# Sequence with distinct points: derived set in the discrete metric

Let $A = \{1/n \mid \text{$n$is a positive integer}\}$ be a subset of $(\mathbb{R}, d)$. Find the derived set, the interior, the closure and the boundary of $A$ in the usual metric and the discrete metric.

I think they are $\{0\}$, empty set, $A$ and $A$ in the usual metric; in the discrete metric they should be empty set, $A$, $A$ and empty set.

Am I right?

If it's correct, then how can I show it? If not what is incorrect?

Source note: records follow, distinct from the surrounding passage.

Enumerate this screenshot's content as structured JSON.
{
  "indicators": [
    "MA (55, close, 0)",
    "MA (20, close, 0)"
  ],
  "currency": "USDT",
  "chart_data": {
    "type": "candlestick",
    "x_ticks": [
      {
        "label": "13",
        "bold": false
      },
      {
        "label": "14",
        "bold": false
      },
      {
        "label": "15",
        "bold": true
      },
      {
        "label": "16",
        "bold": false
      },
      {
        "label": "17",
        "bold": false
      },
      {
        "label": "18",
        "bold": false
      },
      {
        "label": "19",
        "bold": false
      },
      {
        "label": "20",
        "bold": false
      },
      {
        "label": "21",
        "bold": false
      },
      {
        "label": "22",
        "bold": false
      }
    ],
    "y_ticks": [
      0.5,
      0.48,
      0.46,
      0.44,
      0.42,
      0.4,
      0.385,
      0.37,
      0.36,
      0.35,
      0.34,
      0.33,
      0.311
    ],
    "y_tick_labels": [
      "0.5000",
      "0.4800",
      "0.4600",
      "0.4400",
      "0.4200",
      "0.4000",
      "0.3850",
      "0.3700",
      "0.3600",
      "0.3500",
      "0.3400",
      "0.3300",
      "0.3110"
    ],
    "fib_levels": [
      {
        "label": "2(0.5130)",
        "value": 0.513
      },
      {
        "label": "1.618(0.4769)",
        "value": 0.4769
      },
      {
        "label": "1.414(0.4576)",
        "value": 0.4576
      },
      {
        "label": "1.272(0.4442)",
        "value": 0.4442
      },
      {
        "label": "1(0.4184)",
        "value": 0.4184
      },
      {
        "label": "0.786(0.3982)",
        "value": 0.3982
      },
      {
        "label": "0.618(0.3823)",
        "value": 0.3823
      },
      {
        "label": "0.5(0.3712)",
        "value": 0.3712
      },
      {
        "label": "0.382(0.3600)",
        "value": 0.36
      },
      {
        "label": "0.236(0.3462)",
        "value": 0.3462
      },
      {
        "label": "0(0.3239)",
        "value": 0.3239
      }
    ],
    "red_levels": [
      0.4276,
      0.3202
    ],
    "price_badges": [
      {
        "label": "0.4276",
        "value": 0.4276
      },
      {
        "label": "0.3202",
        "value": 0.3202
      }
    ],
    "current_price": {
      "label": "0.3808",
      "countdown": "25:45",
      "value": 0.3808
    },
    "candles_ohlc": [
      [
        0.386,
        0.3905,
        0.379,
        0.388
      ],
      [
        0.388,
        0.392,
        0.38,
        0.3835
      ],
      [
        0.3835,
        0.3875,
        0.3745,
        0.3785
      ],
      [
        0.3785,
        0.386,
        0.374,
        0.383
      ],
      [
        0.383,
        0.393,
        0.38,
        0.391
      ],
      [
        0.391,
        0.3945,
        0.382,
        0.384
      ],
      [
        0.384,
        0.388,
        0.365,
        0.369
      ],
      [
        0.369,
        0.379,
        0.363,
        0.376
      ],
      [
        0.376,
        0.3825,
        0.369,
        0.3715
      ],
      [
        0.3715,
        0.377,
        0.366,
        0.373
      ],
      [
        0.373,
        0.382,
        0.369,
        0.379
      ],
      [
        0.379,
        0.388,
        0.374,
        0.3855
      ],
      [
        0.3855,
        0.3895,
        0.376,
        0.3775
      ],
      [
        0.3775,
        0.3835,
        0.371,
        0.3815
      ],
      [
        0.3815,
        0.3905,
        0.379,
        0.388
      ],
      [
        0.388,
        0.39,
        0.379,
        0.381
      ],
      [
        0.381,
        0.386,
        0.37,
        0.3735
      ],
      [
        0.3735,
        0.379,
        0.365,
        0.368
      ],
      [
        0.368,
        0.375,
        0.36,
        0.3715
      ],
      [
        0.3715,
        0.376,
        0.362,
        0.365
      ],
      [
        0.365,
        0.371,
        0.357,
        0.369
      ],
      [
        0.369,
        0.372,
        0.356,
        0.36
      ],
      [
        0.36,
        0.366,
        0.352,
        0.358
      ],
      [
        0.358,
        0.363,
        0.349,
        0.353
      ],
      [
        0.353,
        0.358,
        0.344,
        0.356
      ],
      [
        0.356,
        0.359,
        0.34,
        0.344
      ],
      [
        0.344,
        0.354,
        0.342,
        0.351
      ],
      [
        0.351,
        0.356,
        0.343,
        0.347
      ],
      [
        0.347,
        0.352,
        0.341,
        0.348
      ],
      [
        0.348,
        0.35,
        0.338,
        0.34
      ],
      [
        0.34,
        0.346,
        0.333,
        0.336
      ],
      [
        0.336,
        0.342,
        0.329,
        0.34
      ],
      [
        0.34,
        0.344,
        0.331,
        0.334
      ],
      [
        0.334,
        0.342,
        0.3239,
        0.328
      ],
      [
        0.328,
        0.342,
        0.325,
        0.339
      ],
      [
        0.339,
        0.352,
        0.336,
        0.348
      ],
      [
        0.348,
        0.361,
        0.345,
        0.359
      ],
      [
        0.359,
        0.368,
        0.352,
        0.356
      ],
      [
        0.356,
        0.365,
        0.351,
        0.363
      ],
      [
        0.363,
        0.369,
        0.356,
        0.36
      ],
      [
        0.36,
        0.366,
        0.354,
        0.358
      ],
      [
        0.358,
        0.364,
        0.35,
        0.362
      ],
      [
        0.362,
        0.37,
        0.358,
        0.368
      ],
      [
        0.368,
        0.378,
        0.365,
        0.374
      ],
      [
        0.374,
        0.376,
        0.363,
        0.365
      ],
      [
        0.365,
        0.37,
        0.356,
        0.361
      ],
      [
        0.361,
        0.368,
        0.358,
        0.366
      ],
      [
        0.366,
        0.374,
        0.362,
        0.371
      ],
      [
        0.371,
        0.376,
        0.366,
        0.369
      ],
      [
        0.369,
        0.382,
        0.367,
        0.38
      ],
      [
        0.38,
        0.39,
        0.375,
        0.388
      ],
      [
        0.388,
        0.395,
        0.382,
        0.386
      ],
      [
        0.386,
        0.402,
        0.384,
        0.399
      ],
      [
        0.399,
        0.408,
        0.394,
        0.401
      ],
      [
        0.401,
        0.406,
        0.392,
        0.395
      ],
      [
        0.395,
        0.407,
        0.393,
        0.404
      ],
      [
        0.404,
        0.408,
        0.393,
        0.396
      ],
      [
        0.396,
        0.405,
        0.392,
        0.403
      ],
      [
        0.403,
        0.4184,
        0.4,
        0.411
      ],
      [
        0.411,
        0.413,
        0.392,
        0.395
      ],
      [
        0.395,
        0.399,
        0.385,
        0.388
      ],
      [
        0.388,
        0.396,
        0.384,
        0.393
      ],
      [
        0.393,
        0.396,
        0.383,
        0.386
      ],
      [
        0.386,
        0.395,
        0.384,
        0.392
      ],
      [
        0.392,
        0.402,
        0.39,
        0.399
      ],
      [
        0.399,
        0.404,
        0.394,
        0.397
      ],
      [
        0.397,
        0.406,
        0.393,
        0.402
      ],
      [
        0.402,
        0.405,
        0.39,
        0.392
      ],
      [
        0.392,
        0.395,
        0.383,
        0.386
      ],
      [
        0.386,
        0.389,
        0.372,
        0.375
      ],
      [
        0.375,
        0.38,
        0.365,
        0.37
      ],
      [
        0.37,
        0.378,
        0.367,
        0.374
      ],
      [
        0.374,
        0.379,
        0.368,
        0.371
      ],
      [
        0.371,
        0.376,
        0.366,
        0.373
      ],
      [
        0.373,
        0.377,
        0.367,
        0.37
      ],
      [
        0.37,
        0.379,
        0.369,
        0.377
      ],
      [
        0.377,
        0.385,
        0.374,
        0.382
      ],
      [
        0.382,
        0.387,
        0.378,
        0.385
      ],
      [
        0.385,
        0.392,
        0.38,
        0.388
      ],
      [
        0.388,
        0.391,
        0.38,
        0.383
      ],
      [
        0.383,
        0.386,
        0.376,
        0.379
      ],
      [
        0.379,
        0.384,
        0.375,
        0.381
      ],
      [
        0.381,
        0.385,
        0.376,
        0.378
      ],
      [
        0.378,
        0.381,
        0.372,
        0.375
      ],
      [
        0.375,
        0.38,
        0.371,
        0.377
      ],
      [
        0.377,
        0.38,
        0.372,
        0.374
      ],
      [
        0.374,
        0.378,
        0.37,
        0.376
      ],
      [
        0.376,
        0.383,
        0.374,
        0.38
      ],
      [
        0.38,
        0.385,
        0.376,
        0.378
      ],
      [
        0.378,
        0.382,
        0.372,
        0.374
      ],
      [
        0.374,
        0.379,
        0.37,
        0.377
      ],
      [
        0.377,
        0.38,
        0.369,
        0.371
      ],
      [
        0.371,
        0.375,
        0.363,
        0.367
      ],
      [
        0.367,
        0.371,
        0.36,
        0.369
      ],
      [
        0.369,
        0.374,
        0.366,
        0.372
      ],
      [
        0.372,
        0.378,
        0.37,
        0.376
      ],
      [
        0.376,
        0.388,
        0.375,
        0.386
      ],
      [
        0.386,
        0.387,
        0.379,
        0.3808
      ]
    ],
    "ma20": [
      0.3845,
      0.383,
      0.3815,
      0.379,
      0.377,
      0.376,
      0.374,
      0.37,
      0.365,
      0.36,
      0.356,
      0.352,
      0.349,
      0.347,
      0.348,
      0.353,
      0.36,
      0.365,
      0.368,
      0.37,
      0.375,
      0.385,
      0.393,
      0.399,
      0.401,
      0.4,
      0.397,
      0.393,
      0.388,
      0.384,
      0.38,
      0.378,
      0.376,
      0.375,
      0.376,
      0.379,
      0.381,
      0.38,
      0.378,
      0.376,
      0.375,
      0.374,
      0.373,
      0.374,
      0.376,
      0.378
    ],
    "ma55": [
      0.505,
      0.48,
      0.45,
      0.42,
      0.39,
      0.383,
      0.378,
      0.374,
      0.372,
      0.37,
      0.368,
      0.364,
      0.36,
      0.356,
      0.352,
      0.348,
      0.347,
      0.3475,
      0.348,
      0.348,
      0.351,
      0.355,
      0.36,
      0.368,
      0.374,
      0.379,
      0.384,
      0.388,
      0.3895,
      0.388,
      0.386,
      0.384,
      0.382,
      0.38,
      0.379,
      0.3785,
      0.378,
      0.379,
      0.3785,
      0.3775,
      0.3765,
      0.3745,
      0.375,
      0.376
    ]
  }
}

Usual metric: $0$ is in the derived set, so it also belongs to the closure (hence the closure of $A$ is not $A$). Does the set $A$ contain any open interval? So, what's the interior? Once you know the closure and the interior, can you tell what's the boundary?

Discrete metric: every set is open and closed. So, for instance, every set has empty boundary and no point is an accumulation point of any set.

Always $\overline{A} = A\cup A'$ so we get that the closure of $A$ in the standard topology includes $0$ as well.

Always $\operatorname{Bd}(A) = \overline{A} \setminus \operatorname{int}(A)$, so the boundary equals the closure in the standard topology.

For the discrete topology, all sets are open and closed, and $A' = \emptyset$ always. So $\overline{A} = \operatorname{int}(A) = A$,$\operatorname{Bd}(A) =\emptyset$.

I think you are close, except for needing to add $\{0\}$ to the closure and boundary in the usual topology... Indeed, it ($\{0\}$) is the derived set of $A$ and part of that of $\mathbb R\setminus A$ (in the usual topology)...

As far as how to show it, $a_n=\frac1n$is clearly a sequence in $A$ converging to $0$.

In the discrete topology,on the other hand, points are open, so int$A=A$. The sequence $(a_n)$ doesn't converge... So $\bar A=A.$

In the usual topology $\partial A=\bar A\cap\overline{\mathbb R\setminus A}=A\cup\{0\}$ Whereas in the discrete topolgy, we get $\partial A=A\cap\mathbb R\setminus A=\emptyset$ Etc...